Certainly we were looked upon as peculiar because, being married, we were so much together.
The true explanation is perhaps that, as a rule, the people who love do not marry, and those who marry do not love.
Coming home from our supper after the opera, I felt the same passionate delight in Viola as that first evening when I had driven her to my studio. Waking in the dawn to find her sleeping on my arm, I had the same joyous elation as I had known under the thatched roof, during our first stay together. Unfortunately, however, a great passion for one object does not necessarily exclude lesser passions, or, rather, passing fancies of the senses for other objects. It is generally supposed that it does, but my experience is rather to the contrary.
With women possibly it may do so oftener than with men, but extreme constancy, absolute exclusiveness is not the natural product of a great passion. It is a question rather of sentiment and artificial restraint.
Nature is not on the side of sentiment. She is always a prodigal, with the one great aim before her of ensuring the continuance of the race.
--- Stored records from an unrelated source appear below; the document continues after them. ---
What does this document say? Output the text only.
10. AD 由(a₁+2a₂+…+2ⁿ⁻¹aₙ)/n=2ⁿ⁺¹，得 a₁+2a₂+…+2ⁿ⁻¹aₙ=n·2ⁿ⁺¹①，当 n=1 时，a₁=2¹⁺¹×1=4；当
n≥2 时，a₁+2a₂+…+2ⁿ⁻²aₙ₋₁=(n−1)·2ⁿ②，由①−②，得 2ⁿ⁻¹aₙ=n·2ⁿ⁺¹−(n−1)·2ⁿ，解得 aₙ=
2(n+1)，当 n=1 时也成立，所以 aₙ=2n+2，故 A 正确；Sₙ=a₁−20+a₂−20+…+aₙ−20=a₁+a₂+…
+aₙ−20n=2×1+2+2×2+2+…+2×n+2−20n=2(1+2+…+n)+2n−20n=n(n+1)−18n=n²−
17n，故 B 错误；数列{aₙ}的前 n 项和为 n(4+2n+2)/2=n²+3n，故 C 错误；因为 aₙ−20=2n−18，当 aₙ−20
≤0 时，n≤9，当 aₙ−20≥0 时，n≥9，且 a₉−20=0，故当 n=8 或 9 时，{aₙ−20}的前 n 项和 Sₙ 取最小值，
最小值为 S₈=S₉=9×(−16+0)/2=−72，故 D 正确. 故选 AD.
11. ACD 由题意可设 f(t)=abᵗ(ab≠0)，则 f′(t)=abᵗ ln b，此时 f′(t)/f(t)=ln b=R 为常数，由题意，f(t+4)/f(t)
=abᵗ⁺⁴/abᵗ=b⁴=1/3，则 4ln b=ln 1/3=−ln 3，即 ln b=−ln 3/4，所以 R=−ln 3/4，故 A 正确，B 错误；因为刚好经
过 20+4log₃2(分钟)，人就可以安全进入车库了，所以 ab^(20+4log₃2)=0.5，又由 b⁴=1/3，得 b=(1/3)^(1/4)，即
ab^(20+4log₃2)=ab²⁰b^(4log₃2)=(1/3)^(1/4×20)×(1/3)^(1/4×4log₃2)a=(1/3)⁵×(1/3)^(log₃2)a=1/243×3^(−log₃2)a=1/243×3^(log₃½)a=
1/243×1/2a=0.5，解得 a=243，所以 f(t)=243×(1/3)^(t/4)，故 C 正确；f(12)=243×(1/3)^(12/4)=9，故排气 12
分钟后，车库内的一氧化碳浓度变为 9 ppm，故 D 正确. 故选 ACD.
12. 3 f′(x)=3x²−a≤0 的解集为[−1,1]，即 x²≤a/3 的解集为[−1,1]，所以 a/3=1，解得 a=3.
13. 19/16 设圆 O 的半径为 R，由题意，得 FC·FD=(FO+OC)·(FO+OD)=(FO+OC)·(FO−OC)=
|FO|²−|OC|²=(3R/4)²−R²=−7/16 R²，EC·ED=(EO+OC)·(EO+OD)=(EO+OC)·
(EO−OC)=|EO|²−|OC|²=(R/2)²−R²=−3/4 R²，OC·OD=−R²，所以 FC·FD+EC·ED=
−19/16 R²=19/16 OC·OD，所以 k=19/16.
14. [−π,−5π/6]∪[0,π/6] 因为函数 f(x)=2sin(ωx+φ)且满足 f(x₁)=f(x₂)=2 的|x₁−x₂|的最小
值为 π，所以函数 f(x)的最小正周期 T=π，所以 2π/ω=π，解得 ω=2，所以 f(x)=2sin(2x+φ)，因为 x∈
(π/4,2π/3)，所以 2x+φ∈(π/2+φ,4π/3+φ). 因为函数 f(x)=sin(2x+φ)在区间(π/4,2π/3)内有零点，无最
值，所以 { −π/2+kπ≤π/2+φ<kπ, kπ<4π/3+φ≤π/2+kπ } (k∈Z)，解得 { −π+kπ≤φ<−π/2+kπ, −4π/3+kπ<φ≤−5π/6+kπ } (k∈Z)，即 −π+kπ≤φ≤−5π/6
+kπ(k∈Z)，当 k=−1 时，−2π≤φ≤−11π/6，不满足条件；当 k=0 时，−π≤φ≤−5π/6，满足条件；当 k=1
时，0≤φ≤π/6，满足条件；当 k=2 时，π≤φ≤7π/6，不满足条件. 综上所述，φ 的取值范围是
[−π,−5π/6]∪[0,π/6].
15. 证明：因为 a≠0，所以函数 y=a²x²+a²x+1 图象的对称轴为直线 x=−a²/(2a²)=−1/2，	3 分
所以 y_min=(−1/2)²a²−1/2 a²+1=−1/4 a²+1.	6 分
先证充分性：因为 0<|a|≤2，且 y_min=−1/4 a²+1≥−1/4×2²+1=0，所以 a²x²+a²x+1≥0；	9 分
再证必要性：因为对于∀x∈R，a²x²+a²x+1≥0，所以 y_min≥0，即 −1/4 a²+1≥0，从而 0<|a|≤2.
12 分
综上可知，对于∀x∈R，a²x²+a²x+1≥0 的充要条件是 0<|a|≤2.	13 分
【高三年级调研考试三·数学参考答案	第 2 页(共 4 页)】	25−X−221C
Consequently, when a man is already loving one object with all his force, it is not Nature’s plan to make him turn from all others by instinct. No, she is ever ready with others, ever rather prompting him, leading him towards others, in order that, should accident or death remove his first mate, others should not be wanting, and her great scheme should not be spoiled nor interrupted.
Nature is always on a grand scale, always acting in and for the plural, never for the singular.
Does she want one oak to survive, she throws on the ground a million acorns for that purpose.
Man she has fitted to love not one, but hundreds, and our senses act automatically and are always on the side of Nature. It is the mind alone that man has taught to act against her, and that demands and gives fidelity in love.
A woman’s attitude towards a second lover, when she is deeply in love with the first, is not so often “I don’t want him,” as “It would grieve my first lover, therefore I will not take him.”
A man, when offered a second mistress, usually thinks “I will take her, but I mustn’t let the first one know.” In both it is the anxiety of Nature that neither should be left mateless, part of her tremendous scheme of insurance against mischance.
And all this great love and passion which I had for Viola, passion which exhausted me almost to the point sometimes of being unable to work, did not seal my senses against the beauty of Veronica—beauty I painted daily in the studio.
I used to enjoy the afternoon spent there now with a different pleasure from that of work merely. The sensuous attraction had become very great, and I was beginning to feel it was not innocent and to half-long for, half-dread an interruption, something to break through it, end it.